FTX Reorganization Takes New Plan : How This Alters User Asset Valuation & Impact on Creditors

FTX

Earlier this week, FTX debtors submitted an amended Plan of Reorganization to the bankruptcy court overseeing the ongoing proceedings. This revised proposal contains notable divergences from the original Terms of Service (TOS) governing the now-bankrupt FTX cryptocurrency exchange.

The major controversy stems from the plan’s approach to account holder assets. Under the initial FTX TOS that users agreed to, digital assets held on the platform were regarded as client property stored via custodial mechanisms. However in stark contrast, the new restructuring plan values assets only according to their conversion USD rates as of the date FTX filed for bankruptcy protection.

This represents a seismic shift from the long-standing understanding between FTX and account holders concerning true ownership and rights to digital funds stored in exchange wallets.

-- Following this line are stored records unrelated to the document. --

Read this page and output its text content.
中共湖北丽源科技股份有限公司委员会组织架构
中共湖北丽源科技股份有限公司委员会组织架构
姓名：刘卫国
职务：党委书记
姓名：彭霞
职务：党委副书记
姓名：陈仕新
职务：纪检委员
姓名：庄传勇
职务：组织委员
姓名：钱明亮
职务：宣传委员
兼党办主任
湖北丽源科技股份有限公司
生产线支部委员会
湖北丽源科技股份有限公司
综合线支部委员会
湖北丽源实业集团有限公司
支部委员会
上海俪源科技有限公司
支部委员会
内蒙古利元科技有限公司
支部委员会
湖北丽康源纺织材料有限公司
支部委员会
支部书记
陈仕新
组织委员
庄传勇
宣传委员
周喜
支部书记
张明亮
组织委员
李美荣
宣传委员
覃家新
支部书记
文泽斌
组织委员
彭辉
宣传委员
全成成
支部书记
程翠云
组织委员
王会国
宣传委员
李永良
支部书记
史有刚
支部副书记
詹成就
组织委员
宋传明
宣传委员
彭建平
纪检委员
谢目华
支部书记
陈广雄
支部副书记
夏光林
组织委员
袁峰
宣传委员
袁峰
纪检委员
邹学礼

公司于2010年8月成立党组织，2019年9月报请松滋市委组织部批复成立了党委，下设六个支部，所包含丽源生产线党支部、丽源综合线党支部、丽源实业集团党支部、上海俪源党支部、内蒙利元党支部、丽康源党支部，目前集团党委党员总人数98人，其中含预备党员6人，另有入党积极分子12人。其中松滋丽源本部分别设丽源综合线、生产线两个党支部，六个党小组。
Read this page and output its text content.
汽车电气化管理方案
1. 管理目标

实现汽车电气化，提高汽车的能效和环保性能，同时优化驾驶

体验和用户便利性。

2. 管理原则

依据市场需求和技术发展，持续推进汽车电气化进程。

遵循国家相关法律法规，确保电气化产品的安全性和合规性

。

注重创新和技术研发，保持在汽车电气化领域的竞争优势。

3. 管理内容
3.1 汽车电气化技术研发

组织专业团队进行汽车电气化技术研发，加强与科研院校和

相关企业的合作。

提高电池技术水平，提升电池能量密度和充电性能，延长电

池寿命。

As such, major questions have arisen regarding the proper legal treatment and return of client property.

The overall objective of the revised proposal sets forth financial recovery pathways for unsecured creditors who were severely impacted by FTX’s implosion last November. The plan lays ground rules for dispensing creditor votes as well as setting compensation percentages. It also formally integrates settlement of ongoing fraud allegations and disputes levied against former top FTX executives into overall restructuring proceedings.

One particular component that requires court sign-off is the stipulated Customer Preference settlement. This sub-agreement strives to impartially resolve conflicts over account holders’ entitlements to reclaim tokens held on FTX under preexisting custody terms versus bankruptcy liens asserted by creditors seeking to maximize returns on debts owed.

Additionally, the proposal put forward by FTX contains substantive consolidation provisions combining all corporate FTX entities into a solitary organization for streamlining implementation.

In summary, the stark divergence from pre-established asset ownership rights marks perhaps the most controversial shift as bankrupt FTX attempts to revamp policies and equitably distribute remaining capital. The outcome stands to establish precedent on consumer protections for the burgeoning cryptocurrency industry writ large.